Ca donnerait presque envie de jouer les Cassandre anti-Cassandre, mais avec qui et dans quel but ? Serais-je en train de succomber aux sirènes de l’anti-intellectualisme décriées dans l’article ? Quand on coupe la tête d’un intellectuel, il meurt, la cause est entendue. Et ceux qui le lisent ne sont pas à l’abri d’une migraine persistante, pour ne rien dire de ceux qui se le cognent en pension. D’un autre côté, nous sommes tous construits par des croyances inconscientes pas plus retorses mais pas moins faciles à déboyauter (verbe inventé par ma fille pour décrire ce que le chat de la maison fait subir aux souris du quartier) que celles énoncées ici. Hier, il m’a fallu plus d’une heure et demie de course à pied pour réaliser à quel point j’étais persuadé que rien ne pouvait se faire par le corps. Sans cortex, j’aurais été bien embété pour en prendre conscience. Zblwux.

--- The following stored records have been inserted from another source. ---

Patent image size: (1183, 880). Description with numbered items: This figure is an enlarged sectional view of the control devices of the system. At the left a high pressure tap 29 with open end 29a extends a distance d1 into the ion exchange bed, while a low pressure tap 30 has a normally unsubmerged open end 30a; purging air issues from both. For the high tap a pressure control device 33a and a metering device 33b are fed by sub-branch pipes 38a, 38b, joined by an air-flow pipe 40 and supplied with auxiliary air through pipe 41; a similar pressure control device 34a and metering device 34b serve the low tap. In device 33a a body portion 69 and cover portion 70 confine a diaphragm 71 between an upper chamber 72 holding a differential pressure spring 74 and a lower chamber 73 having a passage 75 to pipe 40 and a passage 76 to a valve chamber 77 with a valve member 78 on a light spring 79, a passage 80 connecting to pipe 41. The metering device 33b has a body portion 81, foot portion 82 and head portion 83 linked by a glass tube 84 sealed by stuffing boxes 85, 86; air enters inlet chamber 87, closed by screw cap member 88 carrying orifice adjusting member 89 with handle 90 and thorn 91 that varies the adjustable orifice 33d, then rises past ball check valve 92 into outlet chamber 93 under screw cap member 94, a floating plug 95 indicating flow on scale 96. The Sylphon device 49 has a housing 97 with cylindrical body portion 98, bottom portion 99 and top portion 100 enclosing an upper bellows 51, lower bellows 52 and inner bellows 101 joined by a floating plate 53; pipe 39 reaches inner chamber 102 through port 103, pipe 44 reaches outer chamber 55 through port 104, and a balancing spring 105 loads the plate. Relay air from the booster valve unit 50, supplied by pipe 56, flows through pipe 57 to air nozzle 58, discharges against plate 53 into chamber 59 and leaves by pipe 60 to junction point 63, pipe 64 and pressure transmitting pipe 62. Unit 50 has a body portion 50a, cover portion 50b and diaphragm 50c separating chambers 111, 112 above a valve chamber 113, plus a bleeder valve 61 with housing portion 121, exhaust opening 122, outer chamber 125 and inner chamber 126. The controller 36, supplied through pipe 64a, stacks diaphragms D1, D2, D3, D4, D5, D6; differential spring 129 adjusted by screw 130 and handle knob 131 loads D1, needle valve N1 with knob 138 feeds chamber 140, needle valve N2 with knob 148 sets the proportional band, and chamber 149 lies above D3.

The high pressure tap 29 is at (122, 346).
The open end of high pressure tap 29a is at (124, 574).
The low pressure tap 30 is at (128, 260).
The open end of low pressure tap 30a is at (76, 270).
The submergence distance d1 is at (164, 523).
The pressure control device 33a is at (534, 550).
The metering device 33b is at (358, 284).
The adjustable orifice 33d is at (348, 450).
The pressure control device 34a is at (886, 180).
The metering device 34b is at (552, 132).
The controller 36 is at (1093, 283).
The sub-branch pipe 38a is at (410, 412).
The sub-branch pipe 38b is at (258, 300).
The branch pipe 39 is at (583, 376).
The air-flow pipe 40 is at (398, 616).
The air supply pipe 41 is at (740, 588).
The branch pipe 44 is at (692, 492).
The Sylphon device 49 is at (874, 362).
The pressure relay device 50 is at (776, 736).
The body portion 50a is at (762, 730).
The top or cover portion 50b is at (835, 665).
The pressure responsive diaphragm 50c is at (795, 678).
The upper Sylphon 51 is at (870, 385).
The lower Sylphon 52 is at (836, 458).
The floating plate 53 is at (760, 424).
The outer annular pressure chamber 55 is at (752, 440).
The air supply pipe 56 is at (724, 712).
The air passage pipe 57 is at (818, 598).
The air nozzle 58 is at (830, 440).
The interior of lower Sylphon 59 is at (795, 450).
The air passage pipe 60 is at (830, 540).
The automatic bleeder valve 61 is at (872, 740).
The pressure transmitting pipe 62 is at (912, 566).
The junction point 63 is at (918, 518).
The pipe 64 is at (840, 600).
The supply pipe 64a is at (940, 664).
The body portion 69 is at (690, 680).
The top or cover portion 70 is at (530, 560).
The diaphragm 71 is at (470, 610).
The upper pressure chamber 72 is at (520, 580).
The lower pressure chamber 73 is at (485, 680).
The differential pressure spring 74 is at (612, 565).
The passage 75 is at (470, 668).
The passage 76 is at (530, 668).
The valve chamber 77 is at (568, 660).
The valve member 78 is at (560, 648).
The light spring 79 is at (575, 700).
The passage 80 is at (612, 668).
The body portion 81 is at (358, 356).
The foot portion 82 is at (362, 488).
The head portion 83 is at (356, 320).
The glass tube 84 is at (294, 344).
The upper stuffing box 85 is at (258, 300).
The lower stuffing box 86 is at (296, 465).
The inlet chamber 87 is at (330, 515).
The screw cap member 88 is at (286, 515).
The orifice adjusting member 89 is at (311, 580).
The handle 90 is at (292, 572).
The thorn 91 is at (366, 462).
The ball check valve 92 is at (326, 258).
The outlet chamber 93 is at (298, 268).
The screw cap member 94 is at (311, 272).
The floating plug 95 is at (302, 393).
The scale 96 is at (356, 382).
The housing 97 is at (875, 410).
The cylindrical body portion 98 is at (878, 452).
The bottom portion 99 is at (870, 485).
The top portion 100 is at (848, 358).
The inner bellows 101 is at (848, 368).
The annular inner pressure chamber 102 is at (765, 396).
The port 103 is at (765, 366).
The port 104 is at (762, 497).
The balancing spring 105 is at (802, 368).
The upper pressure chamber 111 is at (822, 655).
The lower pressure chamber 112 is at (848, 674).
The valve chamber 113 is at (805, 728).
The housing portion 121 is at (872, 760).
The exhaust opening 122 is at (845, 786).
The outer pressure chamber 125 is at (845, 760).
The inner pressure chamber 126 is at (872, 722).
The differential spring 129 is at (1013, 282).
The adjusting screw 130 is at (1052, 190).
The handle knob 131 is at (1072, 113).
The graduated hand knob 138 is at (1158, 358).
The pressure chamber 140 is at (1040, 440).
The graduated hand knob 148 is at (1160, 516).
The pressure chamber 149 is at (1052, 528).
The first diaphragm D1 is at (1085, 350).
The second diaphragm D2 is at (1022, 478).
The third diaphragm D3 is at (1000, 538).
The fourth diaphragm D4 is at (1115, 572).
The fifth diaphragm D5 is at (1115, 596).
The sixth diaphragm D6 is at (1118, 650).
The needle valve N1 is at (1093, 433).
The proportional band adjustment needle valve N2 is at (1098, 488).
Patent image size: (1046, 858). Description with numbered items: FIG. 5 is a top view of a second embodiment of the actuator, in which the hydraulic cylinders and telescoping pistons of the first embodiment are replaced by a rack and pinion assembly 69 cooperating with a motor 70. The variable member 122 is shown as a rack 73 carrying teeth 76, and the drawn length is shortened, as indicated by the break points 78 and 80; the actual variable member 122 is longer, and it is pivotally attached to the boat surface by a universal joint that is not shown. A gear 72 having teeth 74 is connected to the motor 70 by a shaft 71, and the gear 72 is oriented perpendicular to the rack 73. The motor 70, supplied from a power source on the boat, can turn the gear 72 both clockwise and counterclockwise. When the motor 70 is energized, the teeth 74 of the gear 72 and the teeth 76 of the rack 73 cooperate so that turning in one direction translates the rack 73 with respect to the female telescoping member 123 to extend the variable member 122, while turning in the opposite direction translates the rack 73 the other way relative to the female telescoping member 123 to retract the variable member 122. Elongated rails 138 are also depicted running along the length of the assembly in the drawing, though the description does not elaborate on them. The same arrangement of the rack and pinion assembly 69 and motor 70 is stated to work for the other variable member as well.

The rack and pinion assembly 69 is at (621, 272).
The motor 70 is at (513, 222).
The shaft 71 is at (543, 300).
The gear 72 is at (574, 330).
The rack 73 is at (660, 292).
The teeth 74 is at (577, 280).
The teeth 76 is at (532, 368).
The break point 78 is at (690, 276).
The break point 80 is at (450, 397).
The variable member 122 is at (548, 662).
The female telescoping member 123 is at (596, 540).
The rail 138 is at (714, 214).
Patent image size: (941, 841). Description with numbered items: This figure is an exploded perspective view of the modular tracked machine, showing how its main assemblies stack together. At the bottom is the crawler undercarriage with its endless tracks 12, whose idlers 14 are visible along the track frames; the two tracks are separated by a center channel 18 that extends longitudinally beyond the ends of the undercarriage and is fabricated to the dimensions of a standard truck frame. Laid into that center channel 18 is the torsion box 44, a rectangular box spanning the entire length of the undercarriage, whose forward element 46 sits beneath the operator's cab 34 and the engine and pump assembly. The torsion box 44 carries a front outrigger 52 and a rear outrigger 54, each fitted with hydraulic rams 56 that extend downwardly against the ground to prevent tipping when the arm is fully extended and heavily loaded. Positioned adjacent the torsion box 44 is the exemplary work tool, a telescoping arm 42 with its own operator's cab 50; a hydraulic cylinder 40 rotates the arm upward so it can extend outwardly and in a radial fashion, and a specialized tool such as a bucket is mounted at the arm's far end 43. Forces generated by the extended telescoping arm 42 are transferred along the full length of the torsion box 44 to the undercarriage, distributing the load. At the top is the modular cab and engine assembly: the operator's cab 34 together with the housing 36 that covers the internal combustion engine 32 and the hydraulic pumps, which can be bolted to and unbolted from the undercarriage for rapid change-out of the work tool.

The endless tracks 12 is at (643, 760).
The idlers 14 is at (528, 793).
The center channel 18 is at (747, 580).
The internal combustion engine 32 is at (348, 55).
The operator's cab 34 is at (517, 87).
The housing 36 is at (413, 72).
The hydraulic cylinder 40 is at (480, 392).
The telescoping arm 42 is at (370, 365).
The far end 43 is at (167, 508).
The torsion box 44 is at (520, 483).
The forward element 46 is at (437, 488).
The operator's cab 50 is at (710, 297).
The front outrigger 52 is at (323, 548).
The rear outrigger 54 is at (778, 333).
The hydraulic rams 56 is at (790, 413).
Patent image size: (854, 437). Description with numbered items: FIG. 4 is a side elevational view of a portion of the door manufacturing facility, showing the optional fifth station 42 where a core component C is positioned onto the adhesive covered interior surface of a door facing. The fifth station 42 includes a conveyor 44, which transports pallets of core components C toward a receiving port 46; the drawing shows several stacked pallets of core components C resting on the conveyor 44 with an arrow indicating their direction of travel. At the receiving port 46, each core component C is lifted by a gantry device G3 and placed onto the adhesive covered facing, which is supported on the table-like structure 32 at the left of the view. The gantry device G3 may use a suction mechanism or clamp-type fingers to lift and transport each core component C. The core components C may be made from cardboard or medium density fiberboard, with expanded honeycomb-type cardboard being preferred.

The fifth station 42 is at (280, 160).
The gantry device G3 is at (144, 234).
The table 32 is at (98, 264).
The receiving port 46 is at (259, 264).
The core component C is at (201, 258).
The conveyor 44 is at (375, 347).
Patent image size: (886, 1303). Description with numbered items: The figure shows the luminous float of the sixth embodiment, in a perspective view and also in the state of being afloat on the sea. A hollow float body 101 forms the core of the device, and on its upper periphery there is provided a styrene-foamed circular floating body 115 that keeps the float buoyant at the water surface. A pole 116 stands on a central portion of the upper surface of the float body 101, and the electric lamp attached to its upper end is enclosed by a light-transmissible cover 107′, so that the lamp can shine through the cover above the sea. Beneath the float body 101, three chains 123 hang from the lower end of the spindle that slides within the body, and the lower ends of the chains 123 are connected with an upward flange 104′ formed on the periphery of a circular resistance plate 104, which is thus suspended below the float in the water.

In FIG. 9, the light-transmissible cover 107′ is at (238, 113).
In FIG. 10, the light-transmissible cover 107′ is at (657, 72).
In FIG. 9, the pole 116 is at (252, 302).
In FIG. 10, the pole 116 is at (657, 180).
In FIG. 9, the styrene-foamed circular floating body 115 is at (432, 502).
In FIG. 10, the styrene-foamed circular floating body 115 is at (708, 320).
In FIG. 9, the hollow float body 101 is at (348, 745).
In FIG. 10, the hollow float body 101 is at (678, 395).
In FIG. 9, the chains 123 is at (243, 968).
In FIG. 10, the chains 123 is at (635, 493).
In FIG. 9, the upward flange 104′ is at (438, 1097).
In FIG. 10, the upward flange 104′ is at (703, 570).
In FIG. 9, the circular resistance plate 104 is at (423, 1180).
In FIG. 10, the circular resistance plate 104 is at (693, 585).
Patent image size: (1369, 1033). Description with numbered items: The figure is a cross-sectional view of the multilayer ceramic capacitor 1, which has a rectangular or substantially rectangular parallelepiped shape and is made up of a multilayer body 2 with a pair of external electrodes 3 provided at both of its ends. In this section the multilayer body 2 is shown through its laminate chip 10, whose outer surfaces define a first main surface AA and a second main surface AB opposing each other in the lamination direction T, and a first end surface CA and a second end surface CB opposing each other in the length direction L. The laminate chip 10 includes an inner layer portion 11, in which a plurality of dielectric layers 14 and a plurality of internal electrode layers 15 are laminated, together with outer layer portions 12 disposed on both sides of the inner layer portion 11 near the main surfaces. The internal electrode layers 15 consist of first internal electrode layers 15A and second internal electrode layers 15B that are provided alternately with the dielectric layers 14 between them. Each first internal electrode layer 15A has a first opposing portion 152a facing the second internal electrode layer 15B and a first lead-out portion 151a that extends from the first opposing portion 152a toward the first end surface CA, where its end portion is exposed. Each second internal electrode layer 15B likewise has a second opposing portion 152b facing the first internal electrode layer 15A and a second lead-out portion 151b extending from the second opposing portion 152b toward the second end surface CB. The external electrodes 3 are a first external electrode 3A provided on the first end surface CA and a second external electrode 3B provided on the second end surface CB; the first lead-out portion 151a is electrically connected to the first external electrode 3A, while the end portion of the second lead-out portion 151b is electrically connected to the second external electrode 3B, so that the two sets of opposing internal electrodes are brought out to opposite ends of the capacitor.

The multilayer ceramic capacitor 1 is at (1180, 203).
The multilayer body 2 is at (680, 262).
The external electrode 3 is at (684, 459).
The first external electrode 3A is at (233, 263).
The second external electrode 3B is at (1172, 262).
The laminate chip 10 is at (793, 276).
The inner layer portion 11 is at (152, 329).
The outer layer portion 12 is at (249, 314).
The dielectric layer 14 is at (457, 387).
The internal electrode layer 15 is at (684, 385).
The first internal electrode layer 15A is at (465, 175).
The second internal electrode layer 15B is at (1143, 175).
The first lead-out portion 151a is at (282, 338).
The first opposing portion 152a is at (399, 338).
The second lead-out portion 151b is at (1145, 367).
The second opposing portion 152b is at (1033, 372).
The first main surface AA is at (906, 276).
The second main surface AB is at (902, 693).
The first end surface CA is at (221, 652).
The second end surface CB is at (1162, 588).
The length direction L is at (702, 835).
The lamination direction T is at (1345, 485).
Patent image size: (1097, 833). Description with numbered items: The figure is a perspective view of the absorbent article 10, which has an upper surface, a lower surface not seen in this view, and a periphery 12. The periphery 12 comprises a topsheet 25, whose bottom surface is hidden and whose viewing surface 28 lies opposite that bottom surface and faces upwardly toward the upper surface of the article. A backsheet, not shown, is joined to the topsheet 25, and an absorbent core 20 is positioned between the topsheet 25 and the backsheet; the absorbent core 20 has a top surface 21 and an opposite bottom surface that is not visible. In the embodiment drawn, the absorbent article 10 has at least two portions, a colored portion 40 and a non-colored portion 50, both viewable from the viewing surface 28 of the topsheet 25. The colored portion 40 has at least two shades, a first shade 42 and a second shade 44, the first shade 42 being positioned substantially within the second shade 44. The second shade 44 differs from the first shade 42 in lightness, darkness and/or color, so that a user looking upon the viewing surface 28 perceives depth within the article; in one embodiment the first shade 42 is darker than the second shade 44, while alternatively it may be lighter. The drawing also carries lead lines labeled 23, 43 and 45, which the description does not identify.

Ceci dit, le journaliste, peut-être dans un sursaut d’humour désacralisant, a écrit “l’intellectuel postmoderne peut l’interpréter, et rêver de transformer le monde” et non “peut transformer le monde”. Tiens, non, je croyais qu’il parlait du monde, et en relisant mieux, il ne parle que du désespoir, qui étant une posture à priori ne dit rien du monde, le journalisme postural répondant alors à la littérature éponyme.
Dans un monde où la productivité a pris le mors aux dents, Tintin et Milou se soulagent comme ils peuvent sur le monsieur de France Télécom qui venait leur proposer une connection 8 Mo (allégorie)
1le philosophe Jean-François Lyotard, prenant acte de la disparition des « grands récits » de la modernité (progrès, nation, sujet, oeuvre…) estimait en 1979 que nous étions entrés dans un univers « postmoderne ».